Fachada de jornal que marcou carreira do escritor segue preservada na Gomes Freire

Era o Correio da Manhã ou nada. Nenhuma outra imagem na Cidade Maravilhosa está gravada tão fundo nas retinas do mineiro de Caratinga como a fachada do edifício onde iniciou sua prodigiosa carreira jornalística. O jornal, que circulou entre 1901 e 1974 – os últimos 30 anos a partir da Avenida Gomes Freire 471 –, marcou apaixonadamente a vida de Ruy Castro. Melhor então deixar que o próprio mestre, cidadão benemérito do Rio de Janeiro, descreva seu portal encantado:

“Nasci ali – não numa clínica qualquer ou na casa dos meus pais, mas entre as mesas de metal, máquinas de escrever, laudas de 20 linhas e um bando de gente que eu admirava havia muito tempo. Eu tinha 19 anos. Aos seis ou sete, decidi que iria ser jornalista. Do Correio da Manhã. O dia e mês oficiais do parto foram 1o de março de 1967. José Lino, editorialista do jornal, me apresentou ao redator-chefe Newton Rodrigues. Ele confiou em José Lino e me admitiu como repórter. Comecei no dia seguinte. Dois meses depois, publiquei minha primeira matéria assinada na capa do Segundo Caderno, sobre os 30 anos da morte de Noel Rosa.

A Lapa em si era uma extensão de mim. Meus pais tiveram uma pensão diurna no Largo da Lapa nos anos 40. Almoçava com meu pai no Bar Brasil. No Correio, conheci Ismael Silva e Nelson Cavaquinho, que moravam na Gomes Freire e iam sempre para lá no fim da tarde, para desespero dos mais velhos, que estavam no meio do fechamento. Eu descia para beber com Ismael e Nelson no botequim ao lado do Hotel Marialva. Eles tomavam conhaque e eu, Crush – até que me manquei. Pelo Correio, entrevistei Kim Novak no Galeão.

Fui preso como estudante numa passeata em abril de 1967 e levado para o Dops, que ficava na esquina da Rua da Relação, na diagonal do próprio Correio. Graças à interferência do senador Mário Martins, me soltaram algumas horas depois, por ser repórter do Correio da Manhã. No dia 13 de dezembro de 1968, houve o Ato 5. Eu estava na rua e voltando para o jornal quando a invasão aconteceu. Não pude entrar. Na calçada, vi Oswaldo Peralva, nosso superintendente, sendo levado preso.

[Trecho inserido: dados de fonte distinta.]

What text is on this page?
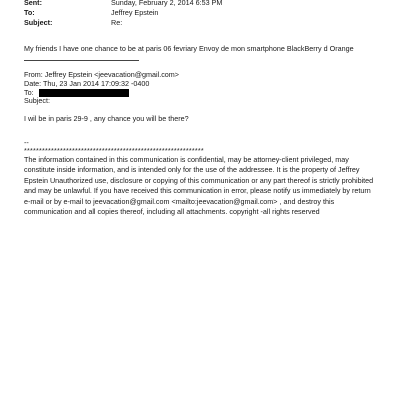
Sent:	Sunday, February 2, 2014 6:53 PM
To:	Jeffrey Epstein
Subject:	Re:
My friends I have one chance to be at paris 06 fevriary Envoy de mon smartphone BlackBerry d Orange
From: Jeffrey Epstein <jeevacation@gmail.com>
Date: Thu, 23 Jan 2014 17:09:32 -0400
To:
Subject:
I wil be in paris 29-9 , any chance you will be there?
--
************************************************************
The information contained in this communication is confidential, may be attorney-client privileged, may constitute inside information, and is intended only for the use of the addressee. It is the property of Jeffrey Epstein Unauthorized use, disclosure or copying of this communication or any part thereof is strictly prohibited and may be unlawful. If you have received this communication in error, please notify us immediately by return e-mail or by e-mail to jeevacation@gmail.com <mailto:jeevacation@gmail.com> , and destroy this communication and all copies thereof, including all attachments. copyright -all rights reserved
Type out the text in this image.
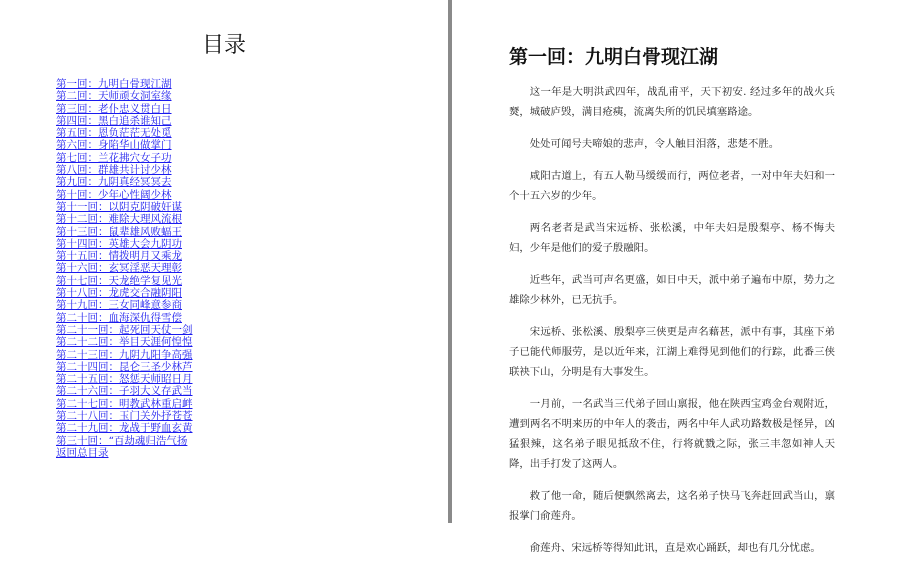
目录
第一回：九明白骨现江湖
第二回：天师顽女洞室缘
第三回：老仆忠义贯白日
第四回：黑白追杀谁知己
第五回：恩负茫茫无处觅
第六回：身陷华山做掌门
第七回：兰花拂穴女子功
第八回：群雄共计讨少林
第九回：九阴真经冥冥去
第十回：少年心性阔少林
第十一回：以阴克阴破奸谋
第十二回：难除大理风流根
第十三回：鼠辈雄风败蝠王
第十四回：英雄大会九阴功
第十五回：情拨明月又乘龙
第十六回：玄冥淫恶天理彰
第十七回：天龙绝学复见光
第十八回：龙虎交合融阴阳
第十九回：三女同峰意参商
第二十回：血海深仇得雪偿
第二十一回：起死回天仗一剑
第二十二回：举目天涯何惶惶
第二十三回：九阴九阳争高强
第二十四回：昆仑三圣少林芦
第二十五回：怒惩天师昭日月
第二十六回：子羽大义存武当
第二十七回：明教武林重启衅
第二十八回：玉门关外抒苍苍
第二十九回：龙战于野血玄黄
第三十回：“百劫魂归浩气扬
返回总目录
第一回：九明白骨现江湖

这一年是大明洪武四年，战乱甫平，天下初安. 经过多年的战火兵燹，城破庐毁，满目疮痍，流离失所的饥民填塞路途。

处处可闻号夫啼娘的悲声，令人触目泪落，悲楚不胜。

咸阳古道上，有五人勒马缓缓而行，两位老者，一对中年夫妇和一个十五六岁的少年。

两名老者是武当宋远桥、张松溪，中年夫妇是殷梨亭、杨不悔夫妇，少年是他们的爱子殷融阳。

近些年，武当可声名更盛，如日中天，派中弟子遍布中原，势力之雄除少林外，已无抗手。

宋远桥、张松溪、殷梨亭三侠更是声名藉甚，派中有事，其座下弟子已能代师服劳，是以近年来，江湖上难得见到他们的行踪，此番三侠联袂下山，分明是有大事发生。

一月前，一名武当三代弟子回山禀报，他在陕西宝鸡金台观附近，遭到两名不明来历的中年人的袭击，两名中年人武功路数极是怪异，凶猛狠辣，这名弟子眼见抵敌不住，行将就戮之际，张三丰忽如神人天降，出手打发了这两人。

救了他一命，随后便飘然离去，这名弟子快马飞奔赶回武当山，禀报掌门俞莲舟。

俞莲舟、宋远桥等得知此讯，直是欢心踊跃，却也有几分忧虑。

Meu chefe, Paulo Francis, também foi detido no dia seguinte. Minha amiga Germana de Lamare, que o substituiu, disse que meu nome estava numa lista negra. Foi o fim do Correio da Manhã – para mim e para o próprio. O jornal, que foi arrendado a estranhos e circularia com esse título e no mesmo endereço até 1974, quando fechou, já não era o verdadeiro Correio da Manhã.

O prédio foi abandonado. Passaram-se mais de 20 anos. Árvores nasceram dentro dele. A garagem virara um estacionamento de carrinhos de pipoca. Eu passava em frente àquela ruína e não me conformava. Ali funcionara o maior jornal do País durante três décadas, sucedendo suas redações anteriores, na rua do Ouvidor e no Largo da Carioca. Não sei como não derrubaram o prédio.

Até que, em princípios dos anos 2000, ele começou a ser restaurado. Uma repartição qualquer iria funcionar lá. Temi por uma descaracterização total. Mas a porta de ferro com o monograma “CM” foi conservada. A fachada, também. E, no alto dela, pode-se ler, como sempre, CORREIO DA MANHÃ. Para mim, bastou. Passo em frente, contemplo apaixonado o monograma na porta, lambo com os olhos a fachada – e a memória e o coração me trazem o jornal de volta.”
Chega de saudade? Não, se a história é lindamente contada pelo nosso Ruy.